Considering that raw endowment amounts may not be as important as endowment per student, I did the same analysis again but divided the endowment by the total number of students. The result was the same: -.48. In both cases, though, the standard deviation was large. For raw endowment, the standard deviation was 18.66, while for enrollment-adjusted endowment it was 20.99.
I also looked at the schools with the best and worst rankings relative to their endowments. The winners were the US Air Force Academy (ranked 65 spots above the location that its 90th-ranked endowment would suggest) and the US Military Academy (46 spots above its 63rd-ranked endowment). The losers were Berea College (65 spots below its 11th-ranked endowment) and Agnes Scott College (37 spots below its 52nd-ranked endowment).

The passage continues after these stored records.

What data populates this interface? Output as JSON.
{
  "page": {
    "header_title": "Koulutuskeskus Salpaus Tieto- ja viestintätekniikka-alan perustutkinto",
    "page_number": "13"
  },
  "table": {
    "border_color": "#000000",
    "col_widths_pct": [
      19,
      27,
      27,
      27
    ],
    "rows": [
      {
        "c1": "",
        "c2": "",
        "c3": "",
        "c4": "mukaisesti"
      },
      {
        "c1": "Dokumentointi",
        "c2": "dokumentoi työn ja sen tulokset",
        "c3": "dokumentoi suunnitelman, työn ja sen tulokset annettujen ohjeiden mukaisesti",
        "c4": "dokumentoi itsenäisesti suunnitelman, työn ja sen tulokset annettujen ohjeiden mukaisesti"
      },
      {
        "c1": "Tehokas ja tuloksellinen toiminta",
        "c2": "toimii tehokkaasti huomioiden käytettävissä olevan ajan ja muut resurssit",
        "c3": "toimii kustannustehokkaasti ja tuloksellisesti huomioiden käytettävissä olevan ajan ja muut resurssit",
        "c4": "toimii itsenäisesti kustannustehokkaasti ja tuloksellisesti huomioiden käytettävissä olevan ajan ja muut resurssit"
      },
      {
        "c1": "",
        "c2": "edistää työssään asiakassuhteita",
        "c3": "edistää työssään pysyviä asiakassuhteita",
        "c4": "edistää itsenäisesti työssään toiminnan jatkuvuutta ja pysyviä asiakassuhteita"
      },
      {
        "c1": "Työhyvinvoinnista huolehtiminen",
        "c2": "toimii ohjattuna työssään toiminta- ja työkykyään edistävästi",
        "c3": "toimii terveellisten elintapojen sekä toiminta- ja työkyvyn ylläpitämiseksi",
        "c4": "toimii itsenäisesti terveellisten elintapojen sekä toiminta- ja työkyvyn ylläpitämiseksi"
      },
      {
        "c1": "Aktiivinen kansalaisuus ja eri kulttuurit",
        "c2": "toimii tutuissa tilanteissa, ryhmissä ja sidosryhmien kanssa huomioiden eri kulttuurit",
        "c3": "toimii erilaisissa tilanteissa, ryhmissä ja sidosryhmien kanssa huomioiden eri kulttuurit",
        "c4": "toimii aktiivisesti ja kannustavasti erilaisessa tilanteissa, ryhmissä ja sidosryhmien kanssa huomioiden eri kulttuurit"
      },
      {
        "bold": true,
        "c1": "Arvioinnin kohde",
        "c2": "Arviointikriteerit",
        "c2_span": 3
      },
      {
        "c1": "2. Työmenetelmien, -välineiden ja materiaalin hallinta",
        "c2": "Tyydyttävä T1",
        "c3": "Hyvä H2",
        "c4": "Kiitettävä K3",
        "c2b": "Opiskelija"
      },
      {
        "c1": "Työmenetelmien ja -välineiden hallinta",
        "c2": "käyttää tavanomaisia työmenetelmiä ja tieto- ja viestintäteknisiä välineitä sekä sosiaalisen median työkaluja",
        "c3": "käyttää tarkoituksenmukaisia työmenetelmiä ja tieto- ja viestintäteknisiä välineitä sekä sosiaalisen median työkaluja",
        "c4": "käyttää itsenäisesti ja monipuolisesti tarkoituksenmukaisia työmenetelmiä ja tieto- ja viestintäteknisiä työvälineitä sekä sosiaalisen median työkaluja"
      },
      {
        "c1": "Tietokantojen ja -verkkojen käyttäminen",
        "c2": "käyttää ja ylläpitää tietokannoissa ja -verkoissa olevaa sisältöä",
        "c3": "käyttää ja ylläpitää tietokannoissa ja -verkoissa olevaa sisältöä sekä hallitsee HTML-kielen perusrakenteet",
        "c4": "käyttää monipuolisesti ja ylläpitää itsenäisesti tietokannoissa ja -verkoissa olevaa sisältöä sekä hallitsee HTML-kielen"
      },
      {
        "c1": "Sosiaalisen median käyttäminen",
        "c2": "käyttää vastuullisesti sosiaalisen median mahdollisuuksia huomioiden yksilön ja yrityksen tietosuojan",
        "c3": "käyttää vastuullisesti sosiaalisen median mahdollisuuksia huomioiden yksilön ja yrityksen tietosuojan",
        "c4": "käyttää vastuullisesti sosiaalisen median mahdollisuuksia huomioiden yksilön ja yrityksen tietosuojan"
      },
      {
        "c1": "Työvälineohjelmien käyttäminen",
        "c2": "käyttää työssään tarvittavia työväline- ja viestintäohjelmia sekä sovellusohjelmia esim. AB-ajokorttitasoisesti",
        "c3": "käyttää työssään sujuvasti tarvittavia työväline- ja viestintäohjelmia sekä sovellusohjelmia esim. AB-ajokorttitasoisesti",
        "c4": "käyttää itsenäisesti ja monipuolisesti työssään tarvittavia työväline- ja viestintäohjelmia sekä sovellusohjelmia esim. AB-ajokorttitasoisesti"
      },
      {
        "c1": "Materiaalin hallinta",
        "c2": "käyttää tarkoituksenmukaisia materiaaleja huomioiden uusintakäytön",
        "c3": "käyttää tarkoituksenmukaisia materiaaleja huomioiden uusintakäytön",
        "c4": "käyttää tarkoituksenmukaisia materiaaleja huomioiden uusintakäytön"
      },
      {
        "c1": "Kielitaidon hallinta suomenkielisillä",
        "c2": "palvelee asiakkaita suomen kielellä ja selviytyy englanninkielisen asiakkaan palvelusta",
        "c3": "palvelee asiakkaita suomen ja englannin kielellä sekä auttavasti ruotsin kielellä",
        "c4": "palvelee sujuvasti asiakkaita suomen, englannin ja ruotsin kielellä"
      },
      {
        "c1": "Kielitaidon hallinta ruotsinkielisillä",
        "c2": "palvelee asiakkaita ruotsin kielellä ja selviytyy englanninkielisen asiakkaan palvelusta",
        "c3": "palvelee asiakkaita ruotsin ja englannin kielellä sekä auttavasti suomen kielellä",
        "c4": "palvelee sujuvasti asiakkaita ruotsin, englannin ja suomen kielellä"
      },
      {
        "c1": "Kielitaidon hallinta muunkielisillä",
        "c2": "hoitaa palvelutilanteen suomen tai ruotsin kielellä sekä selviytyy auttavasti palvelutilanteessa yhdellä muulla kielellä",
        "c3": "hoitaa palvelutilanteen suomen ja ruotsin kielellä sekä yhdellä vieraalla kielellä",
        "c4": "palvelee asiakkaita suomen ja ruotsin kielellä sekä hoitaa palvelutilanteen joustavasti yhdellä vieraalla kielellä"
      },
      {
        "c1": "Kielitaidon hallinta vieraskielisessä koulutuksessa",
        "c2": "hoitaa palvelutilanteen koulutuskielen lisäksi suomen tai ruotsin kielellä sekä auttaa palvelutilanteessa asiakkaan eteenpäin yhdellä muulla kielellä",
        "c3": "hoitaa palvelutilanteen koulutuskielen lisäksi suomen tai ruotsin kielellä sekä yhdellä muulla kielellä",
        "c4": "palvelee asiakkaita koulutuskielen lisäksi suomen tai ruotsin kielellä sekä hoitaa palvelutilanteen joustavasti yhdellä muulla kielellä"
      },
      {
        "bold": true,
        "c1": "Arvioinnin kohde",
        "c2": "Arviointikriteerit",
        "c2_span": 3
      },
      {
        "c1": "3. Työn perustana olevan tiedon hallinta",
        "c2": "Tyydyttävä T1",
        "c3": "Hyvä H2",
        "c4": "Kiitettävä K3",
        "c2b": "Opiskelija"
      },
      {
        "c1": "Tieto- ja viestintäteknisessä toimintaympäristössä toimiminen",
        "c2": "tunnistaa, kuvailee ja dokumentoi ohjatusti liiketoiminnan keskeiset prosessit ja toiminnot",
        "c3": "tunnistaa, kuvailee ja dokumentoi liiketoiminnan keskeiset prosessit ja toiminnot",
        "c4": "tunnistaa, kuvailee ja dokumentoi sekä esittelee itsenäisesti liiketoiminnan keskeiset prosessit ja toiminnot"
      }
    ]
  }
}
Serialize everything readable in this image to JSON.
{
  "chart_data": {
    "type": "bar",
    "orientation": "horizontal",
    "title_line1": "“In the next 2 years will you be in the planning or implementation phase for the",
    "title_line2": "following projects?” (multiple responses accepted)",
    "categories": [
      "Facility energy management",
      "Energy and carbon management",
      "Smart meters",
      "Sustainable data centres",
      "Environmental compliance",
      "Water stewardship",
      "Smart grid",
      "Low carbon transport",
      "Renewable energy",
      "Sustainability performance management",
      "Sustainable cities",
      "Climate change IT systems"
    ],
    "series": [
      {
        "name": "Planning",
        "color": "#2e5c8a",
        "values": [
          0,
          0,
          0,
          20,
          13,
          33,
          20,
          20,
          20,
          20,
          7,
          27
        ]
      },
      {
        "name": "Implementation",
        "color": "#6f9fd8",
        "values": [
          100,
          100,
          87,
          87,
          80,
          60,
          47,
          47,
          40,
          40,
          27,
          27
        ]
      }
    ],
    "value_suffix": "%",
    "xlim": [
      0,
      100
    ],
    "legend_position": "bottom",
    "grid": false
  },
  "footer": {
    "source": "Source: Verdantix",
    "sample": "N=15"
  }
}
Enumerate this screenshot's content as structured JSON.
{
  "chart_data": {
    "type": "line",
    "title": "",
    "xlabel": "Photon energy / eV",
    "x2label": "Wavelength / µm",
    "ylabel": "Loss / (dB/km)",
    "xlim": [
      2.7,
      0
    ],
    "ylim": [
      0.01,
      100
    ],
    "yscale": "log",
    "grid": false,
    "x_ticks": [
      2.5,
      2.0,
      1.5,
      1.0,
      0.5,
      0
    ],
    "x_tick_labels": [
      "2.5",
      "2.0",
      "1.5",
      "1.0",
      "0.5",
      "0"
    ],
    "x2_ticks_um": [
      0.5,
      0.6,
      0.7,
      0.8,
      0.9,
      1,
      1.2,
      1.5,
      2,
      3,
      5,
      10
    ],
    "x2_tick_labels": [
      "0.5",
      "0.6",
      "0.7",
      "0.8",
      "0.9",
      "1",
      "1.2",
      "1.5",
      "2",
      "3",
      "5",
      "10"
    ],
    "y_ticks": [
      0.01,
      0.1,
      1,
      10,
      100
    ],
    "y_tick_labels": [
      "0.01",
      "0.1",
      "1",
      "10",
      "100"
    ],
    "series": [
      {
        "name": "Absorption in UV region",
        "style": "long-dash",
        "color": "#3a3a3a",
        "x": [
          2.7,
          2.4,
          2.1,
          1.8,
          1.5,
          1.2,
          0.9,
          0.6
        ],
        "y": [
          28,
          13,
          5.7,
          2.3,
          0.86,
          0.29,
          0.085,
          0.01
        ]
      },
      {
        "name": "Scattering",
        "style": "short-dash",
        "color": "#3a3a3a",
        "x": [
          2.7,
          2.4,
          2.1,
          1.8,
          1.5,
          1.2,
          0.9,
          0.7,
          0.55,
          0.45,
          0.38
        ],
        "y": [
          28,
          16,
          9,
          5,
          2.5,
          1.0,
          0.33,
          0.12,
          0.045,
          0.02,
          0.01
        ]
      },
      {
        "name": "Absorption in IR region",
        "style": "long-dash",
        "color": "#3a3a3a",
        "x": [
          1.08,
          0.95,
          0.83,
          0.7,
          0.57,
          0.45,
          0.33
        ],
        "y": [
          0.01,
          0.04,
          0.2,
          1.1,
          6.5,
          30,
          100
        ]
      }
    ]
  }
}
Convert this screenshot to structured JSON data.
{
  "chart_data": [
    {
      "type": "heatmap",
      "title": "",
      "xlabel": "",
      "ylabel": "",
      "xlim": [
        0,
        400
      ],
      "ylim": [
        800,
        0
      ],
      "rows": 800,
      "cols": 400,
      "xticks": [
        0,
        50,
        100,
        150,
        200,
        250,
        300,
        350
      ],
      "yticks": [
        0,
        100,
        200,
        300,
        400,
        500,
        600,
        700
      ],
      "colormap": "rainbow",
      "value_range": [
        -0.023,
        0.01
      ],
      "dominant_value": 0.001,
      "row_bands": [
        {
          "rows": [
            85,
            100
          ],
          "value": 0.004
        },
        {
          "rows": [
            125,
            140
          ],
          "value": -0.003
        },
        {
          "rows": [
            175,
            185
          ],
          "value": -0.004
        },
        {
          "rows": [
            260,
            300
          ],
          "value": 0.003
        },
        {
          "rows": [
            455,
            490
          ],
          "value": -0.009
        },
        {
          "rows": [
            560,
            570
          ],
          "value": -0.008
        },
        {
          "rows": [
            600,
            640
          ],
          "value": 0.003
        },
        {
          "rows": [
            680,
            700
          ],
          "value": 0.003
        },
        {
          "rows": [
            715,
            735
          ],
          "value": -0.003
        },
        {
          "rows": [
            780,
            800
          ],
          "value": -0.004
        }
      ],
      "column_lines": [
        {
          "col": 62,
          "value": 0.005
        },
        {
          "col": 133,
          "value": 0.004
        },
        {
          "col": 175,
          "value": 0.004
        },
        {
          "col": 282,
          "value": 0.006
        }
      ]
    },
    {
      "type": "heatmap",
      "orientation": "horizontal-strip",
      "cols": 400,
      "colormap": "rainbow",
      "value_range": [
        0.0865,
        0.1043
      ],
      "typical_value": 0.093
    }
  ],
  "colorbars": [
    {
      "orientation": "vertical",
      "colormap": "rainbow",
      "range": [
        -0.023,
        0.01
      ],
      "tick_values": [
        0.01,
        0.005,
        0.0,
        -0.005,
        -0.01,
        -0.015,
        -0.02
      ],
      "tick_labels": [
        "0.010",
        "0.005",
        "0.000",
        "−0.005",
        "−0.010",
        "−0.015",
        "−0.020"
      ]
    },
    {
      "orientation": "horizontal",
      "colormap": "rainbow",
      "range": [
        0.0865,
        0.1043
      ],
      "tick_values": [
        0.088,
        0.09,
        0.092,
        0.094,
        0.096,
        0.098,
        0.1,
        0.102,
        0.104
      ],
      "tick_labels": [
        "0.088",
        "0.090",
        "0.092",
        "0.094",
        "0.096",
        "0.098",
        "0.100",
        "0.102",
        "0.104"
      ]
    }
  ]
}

Finally, I took a look at the correlation coefficients. Pearson’s r for the raw endowment was .78, while for enrollment-adjusted endowment it was .72. In both cases, there is a strong correlation between endowment and US News rankings. This isn’t particularly surprising, given that a large endowment makes a school more able to do the things that US News values while drawing the types of students that US News values. It does, however, point out that, in many cases, US News rankings don’t provide much information beyond what we could ascertain by glancing at the endowments of two schools.